You can attach labels to a feature in many ways:

label point
Figure 1. Example of a point label
Program (C++): Point label placement
std::vector<RelativePosition> possiblePositions = {RelativePosition::east(offset),
                                                   RelativePosition::west(offset),
                                                   RelativePosition::north(offset),
                                                   RelativePosition::south(offset),
                                                   RelativePosition::northEast(furtherOffset, furtherOffset),
                                                   RelativePosition::northWest(furtherOffset, furtherOffset),
                                                   RelativePosition::southEast(furtherOffset, furtherOffset),
                                                   RelativePosition::southWest(furtherOffset, furtherOffset)};

canvas.drawLabel().anchor(*geometry).pointPositions(possiblePositions).text(labelTextBlock).pinStyle(pinStyle).priority(cityStyle->priority).submit();

C#

var possiblePositions = new List<RelativePosition>
{
    RelativePosition.East(offset),
    RelativePosition.West(offset),
    RelativePosition.North(offset),
    RelativePosition.South(offset),
    RelativePosition.NorthEast(furtherOffset, furtherOffset),
    RelativePosition.NorthWest(furtherOffset, furtherOffset),
    RelativePosition.SouthEast(furtherOffset, furtherOffset),
    RelativePosition.SouthWest(furtherOffset, furtherOffset)
};

canvas.DrawLabel()
    .Anchor(geometry)
    .PointPositions(possiblePositions)
    .Text(labelTextBlock)
    .PinStyle(pinStyle)
    .Priority(cityStyle.priority)
    .Submit();
  • In-path: you place the label inside a closed area.

label inPath
Figure 2. Example of an in-path label
Program (C++): In-path label placement
canvas.drawLabel()
    .anchor(*geometry) //
    .inPath()
    .text(name)
    .textStyle(std::move(textStyle))
    .priority(Priority::Fallback)
    .queryable(false)
    .submit();

C#

canvas.DrawLabel()
    .Anchor(geometry)
    .InPath()
    .Text(name).TextStyle(textStyle)
    .Priority(Priority.Fallback)
    .Queryable(false)
    .Submit();
  • On-path: you place the label along a line.

label onPath
Figure 3. Example of an on-path label
Program (C++): In-path label placement
canvas.drawLabel()
    .text(*name) //
    .textStyle(textStyle)
    .anchor(*geometry)
    .onPath(PathLabelPosition::Above, 0.0)
    .priority(Priority::Low)
    .submit();

C#

canvas.DrawLabel()
    .Text(name).TextStyle(textStyle)
    .OnPath(PathLabelPosition.Above, 0.0)
    .Anchor(geometry)
    .Priority(Priority.Low)
    .Submit();

Label content

The label content can be text-based, or it can be an icon.

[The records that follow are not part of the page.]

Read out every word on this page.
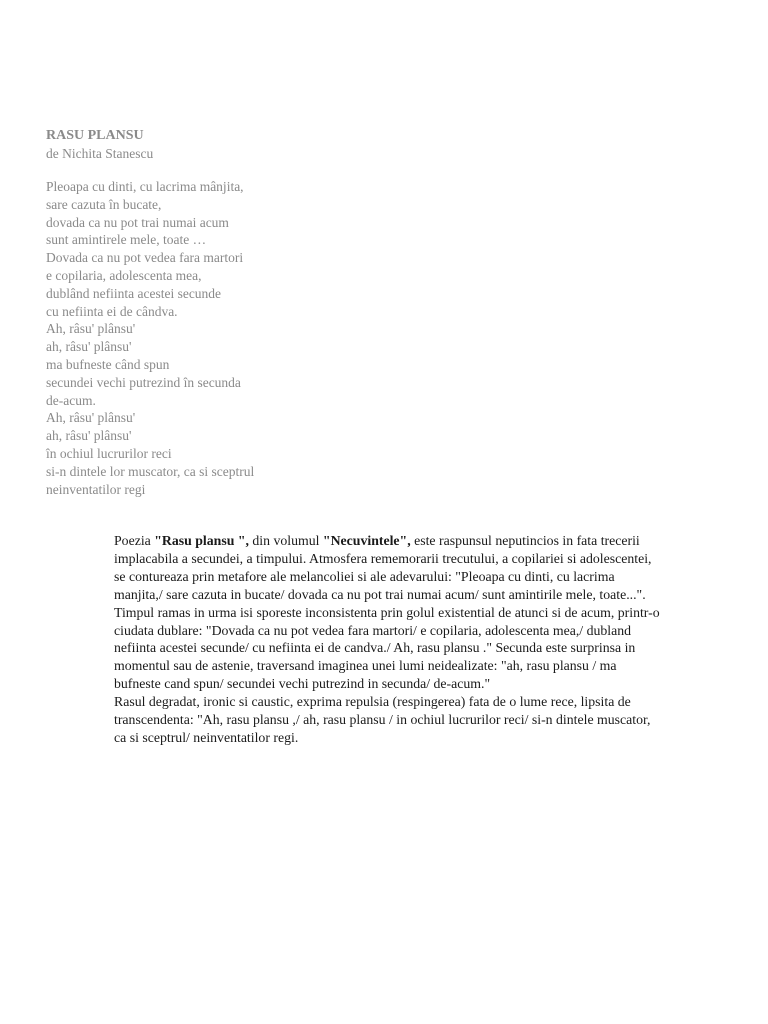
RASU PLANSU
de Nichita Stanescu
Pleoapa cu dinti, cu lacrima mânjita,
sare cazuta în bucate,
dovada ca nu pot trai numai acum
sunt amintirele mele, toate …
Dovada ca nu pot vedea fara martori
e copilaria, adolescenta mea,
dublând nefiinta acestei secunde
cu nefiinta ei de cândva.
Ah, râsu' plânsu'
ah, râsu' plânsu'
ma bufneste când spun
secundei vechi putrezind în secunda
de-acum.
Ah, râsu' plânsu'
ah, râsu' plânsu'
în ochiul lucrurilor reci
si-n dintele lor muscator, ca si sceptrul
neinventatilor regi

Poezia "Rasu plansu ", din volumul "Necuvintele", este raspunsul neputincios in fata trecerii implacabila a secundei, a timpului. Atmosfera rememorarii trecutului, a copilariei si adolescentei, se contureaza prin metafore ale melancoliei si ale adevarului: "Pleoapa cu dinti, cu lacrima manjita,/ sare cazuta in bucate/ dovada ca nu pot trai numai acum/ sunt amintirile mele, toate...". Timpul ramas in urma isi sporeste inconsistenta prin golul existential de atunci si de acum, printr-o ciudata dublare: "Dovada ca nu pot vedea fara martori/ e copilaria, adolescenta mea,/ dubland nefiinta acestei secunde/ cu nefiinta ei de candva./ Ah, rasu plansu ." Secunda este surprinsa in momentul sau de astenie, traversand imaginea unei lumi neidealizate: "ah, rasu plansu / ma bufneste cand spun/ secundei vechi putrezind in secunda/ de-acum."

Rasul degradat, ironic si caustic, exprima repulsia (respingerea) fata de o lume rece, lipsita de transcendenta: "Ah, rasu plansu ,/ ah, rasu plansu / in ochiul lucrurilor reci/ si-n dintele muscator, ca si sceptrul/ neinventatilor regi.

  • Single-line text: You can specify a single string as label content using the text(std::string) method.

label text single line
Figure 4. Example of a single-line text label
  • Multi-line text: You can do this by specifying multiple strings as label content using the text(std::vector<std::string>) method.

label text multi line
Figure 5. Example of a multi-line text label
  • Icon: You can specify an icon as label content.

label icon
Figure 6. Example of an icon label

Visualizing label pins

You can attach a pin to a label. A pin is a line that connects the label with its anchor.

labelPin
Figure 7. Example of a pin line

Label painting

LuciadCPillar paints labels slightly differently than it paints regular icons or text:

  • It doesn’t drape the labels. This means that it always paints the labels in view space.

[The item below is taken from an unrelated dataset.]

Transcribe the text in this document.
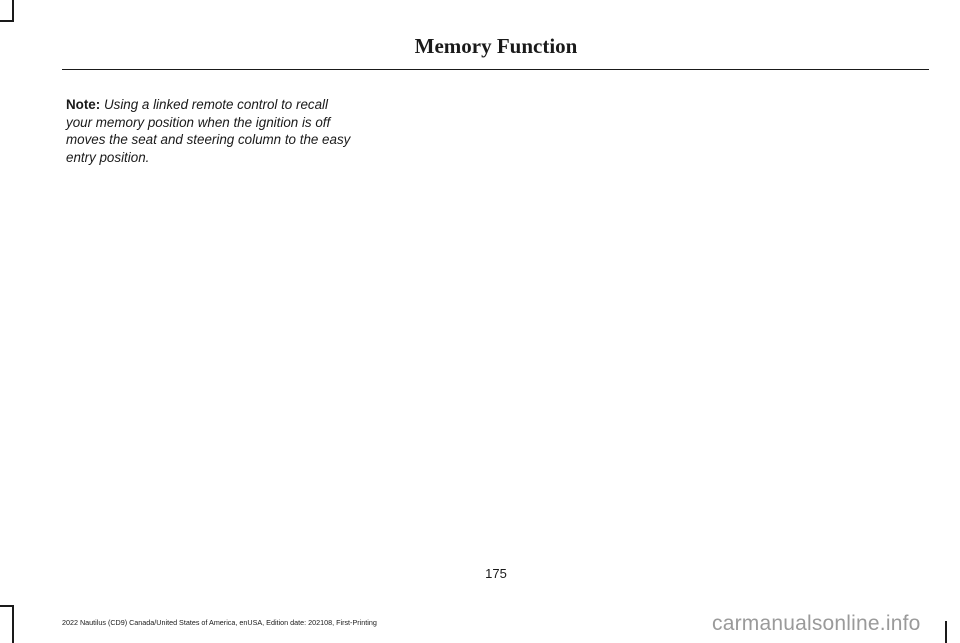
Memory Function

Note: Using a linked remote control to recall your memory position when the ignition is off moves the seat and steering column to the easy entry position.

175
2022 Nautilus (CD9) Canada/United States of America, enUSA, Edition date: 202108, First-Printing	carmanualsonline.info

  • It paints labels on top of everything else.

  • You can enable and disable all the labels of a layer.

Labels and selection

Labels are selectable by default. If you click them, you select the feature. If you don’t want a feature to be selectable from its label, you must invoke queryable with parameter false on a LabelDrawCommand.

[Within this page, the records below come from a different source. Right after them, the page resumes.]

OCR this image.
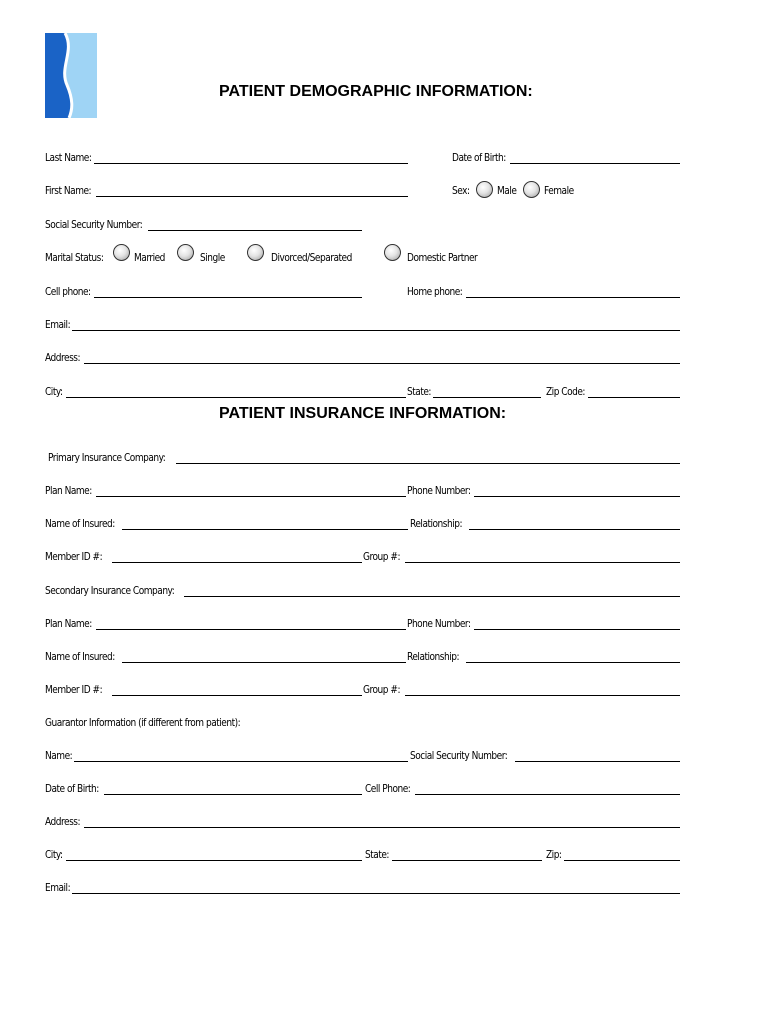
PATIENT DEMOGRAPHIC INFORMATION:
Last Name:	Date of Birth:
First Name:	Sex: Male	Female
Social Security Number:
Marital Status:	Married	Single	Divorced/Separated	Domestic Partner
Cell phone:	Home phone:
Email:
Address:
City:	State:	Zip Code:
PATIENT INSURANCE INFORMATION:
Primary Insurance Company:
Plan Name:	Phone Number:
Name of Insured:	Relationship:
Member ID #:	Group #:
Secondary Insurance Company:
Plan Name:	Phone Number:
Name of Insured:	Relationship:
Member ID #:	Group #:
Guarantor Information (if different from patient):
Name:	Social Security Number:
Date of Birth:	Cell Phone:
Address:
City:	State:	Zip:
Email:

Labels in map query results

Labels are part of the results returned by queryFeatures. The query result doesn’t include a touch point for labels, though. Because labels are overlaid on the map and not painted in the map reference like a Feature’s geometry, feature queries don’t compute the exact position on the map for labels. The MapQueryFeaturesResult entries for labels have the overlay flag enabled.